Did the maths and I have more than halved the number of times I relapse in a month. That is significant progress. One step at a time, lads.
Tomorrow: Wake up 6:30 Shower and do morning routine Learn languages (until 2 O’clock) Go on daily walk Play Kirby on the Wii Sort out eBay listings
6:30 may seem very early, but I have a habit of waking up and not showering until two hours later since I am busy with breakfast and YouTube.
I need to get out from this situation otherwise I'll be stay stuck deep inside in this hole ( not about addiction). Family situation.
Relapsed. I managed to find a loophole, won't say which, but have managed to fix it. Disappointed but I am glad of the progress I have made.
I hate P because it just makes me more sexually confused about myself. You can't distinguish what is genuine and what is dopamine-induced lust. It is terrible.
I’ll stay celibate until I have fully recovered. I have dissociated myself from reality. It is painful. But I don’t want to hurt anyone by rushing into a relationship. I am currently feeling asexual
That's how I feel. It's like the pendulum swings. I feel so walled off and detached from others. I think I like guys, but honestly with how addicted I am idk.
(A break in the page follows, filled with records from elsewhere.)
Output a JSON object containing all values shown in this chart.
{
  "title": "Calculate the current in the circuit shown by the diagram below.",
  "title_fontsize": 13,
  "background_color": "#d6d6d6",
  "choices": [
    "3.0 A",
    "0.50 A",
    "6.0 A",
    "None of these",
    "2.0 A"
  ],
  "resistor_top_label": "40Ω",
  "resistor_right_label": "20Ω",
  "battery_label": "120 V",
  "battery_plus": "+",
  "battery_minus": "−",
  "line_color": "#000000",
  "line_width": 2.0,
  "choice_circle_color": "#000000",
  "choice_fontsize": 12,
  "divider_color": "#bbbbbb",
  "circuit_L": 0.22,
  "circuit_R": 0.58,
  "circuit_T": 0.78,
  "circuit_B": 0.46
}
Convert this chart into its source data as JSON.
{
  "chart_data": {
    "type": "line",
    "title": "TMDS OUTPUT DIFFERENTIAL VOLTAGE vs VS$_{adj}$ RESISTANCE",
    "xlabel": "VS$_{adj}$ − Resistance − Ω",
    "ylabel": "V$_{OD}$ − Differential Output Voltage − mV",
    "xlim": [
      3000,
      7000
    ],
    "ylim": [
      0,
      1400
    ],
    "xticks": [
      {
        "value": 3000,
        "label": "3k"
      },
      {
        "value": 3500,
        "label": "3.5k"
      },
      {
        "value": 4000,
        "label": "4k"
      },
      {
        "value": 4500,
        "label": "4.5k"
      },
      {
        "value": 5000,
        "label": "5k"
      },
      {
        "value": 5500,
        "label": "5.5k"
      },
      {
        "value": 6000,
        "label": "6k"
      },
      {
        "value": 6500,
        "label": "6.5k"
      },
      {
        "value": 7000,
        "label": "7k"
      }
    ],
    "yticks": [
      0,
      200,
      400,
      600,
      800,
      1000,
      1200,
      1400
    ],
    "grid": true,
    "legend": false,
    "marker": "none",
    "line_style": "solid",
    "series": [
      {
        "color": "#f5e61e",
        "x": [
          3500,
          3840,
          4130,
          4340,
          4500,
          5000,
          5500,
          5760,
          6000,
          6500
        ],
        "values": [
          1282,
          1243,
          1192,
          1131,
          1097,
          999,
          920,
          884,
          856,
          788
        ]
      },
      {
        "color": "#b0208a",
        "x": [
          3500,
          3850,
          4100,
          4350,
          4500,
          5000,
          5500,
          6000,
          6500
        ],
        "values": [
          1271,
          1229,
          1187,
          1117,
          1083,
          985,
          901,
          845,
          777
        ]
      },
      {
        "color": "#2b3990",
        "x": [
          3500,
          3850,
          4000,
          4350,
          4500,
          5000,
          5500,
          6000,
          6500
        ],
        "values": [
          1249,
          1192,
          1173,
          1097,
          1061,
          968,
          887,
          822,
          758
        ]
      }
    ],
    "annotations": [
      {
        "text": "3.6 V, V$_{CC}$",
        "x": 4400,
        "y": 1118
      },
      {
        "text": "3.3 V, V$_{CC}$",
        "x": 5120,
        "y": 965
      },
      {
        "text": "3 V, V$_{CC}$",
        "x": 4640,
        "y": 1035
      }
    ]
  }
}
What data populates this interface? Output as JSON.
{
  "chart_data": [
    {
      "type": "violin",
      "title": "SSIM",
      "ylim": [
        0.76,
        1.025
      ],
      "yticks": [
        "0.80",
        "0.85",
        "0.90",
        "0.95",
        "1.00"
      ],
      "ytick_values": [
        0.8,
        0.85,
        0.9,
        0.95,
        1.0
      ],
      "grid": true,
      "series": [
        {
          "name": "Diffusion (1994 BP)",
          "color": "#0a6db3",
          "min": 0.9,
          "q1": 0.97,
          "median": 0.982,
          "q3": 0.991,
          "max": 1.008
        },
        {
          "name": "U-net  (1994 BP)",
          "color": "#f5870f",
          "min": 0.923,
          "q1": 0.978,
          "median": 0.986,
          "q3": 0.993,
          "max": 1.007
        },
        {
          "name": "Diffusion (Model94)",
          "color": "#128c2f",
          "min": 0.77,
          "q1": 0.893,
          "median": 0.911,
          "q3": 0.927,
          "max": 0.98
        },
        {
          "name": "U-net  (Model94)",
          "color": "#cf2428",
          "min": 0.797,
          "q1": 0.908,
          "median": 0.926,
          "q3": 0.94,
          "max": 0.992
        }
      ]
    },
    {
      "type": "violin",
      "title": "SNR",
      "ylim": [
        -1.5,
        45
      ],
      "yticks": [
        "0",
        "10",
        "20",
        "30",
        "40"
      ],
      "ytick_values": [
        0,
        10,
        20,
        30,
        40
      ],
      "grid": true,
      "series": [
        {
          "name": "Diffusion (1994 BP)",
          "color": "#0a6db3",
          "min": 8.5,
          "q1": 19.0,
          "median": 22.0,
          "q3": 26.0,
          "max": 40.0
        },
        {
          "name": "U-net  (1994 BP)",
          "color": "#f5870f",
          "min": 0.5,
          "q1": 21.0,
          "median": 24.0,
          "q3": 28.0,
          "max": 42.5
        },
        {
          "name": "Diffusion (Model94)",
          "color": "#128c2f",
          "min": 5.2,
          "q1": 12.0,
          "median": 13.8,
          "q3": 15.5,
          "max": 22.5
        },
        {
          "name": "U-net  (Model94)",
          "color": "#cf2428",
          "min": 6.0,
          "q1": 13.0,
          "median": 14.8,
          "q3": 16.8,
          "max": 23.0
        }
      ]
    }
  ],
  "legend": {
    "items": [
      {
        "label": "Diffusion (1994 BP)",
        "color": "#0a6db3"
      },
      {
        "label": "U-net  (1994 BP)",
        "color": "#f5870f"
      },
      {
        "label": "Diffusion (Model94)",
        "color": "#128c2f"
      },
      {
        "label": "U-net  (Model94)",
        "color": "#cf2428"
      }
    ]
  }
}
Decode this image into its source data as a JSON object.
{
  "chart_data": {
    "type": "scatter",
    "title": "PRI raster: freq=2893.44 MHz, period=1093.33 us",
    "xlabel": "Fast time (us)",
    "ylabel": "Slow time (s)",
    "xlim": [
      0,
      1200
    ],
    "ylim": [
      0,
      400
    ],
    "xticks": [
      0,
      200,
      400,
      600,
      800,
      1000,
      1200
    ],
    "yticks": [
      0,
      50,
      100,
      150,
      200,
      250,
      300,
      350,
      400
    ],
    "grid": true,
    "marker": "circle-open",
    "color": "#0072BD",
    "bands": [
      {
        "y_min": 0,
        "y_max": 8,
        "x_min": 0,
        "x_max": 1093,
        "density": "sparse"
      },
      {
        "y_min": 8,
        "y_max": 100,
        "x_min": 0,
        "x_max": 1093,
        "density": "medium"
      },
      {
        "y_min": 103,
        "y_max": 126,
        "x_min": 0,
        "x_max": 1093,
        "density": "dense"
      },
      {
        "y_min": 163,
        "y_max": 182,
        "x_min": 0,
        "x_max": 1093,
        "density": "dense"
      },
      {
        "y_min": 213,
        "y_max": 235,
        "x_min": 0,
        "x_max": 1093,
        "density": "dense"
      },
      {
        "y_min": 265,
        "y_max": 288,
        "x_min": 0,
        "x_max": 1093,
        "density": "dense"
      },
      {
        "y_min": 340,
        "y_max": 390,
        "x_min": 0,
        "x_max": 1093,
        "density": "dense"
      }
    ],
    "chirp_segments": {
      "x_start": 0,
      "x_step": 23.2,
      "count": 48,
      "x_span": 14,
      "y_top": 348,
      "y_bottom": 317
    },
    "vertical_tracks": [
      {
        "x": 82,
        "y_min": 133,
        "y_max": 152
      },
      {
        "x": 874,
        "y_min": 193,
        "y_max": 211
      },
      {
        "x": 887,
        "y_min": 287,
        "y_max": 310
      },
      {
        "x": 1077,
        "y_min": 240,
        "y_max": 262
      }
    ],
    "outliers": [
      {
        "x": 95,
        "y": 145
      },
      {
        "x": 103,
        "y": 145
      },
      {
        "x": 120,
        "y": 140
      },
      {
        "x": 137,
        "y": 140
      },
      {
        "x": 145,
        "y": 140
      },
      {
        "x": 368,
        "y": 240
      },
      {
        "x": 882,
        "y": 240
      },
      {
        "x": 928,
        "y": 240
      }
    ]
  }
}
Guys I have been struggling, fell back into porn completely, how can I bounce back stronger than before?
3 months of free time. Feels a bit daunting. First few days of nofap streak are usually sore and involve brain fog.
yes i did. i wanted something like me but not too much for anonymity. i guess yours is in the same spirit :-) !
Back on NoFap. Quiting Mary and fapping first. 1st step: to take my time. Was a sleepless night but insomnia is reasonably common.
Nofap day 186/365. Hardmode Day 127/365. Lust is everywhere. We need to change fast into spiritual beings. The end is nearly here.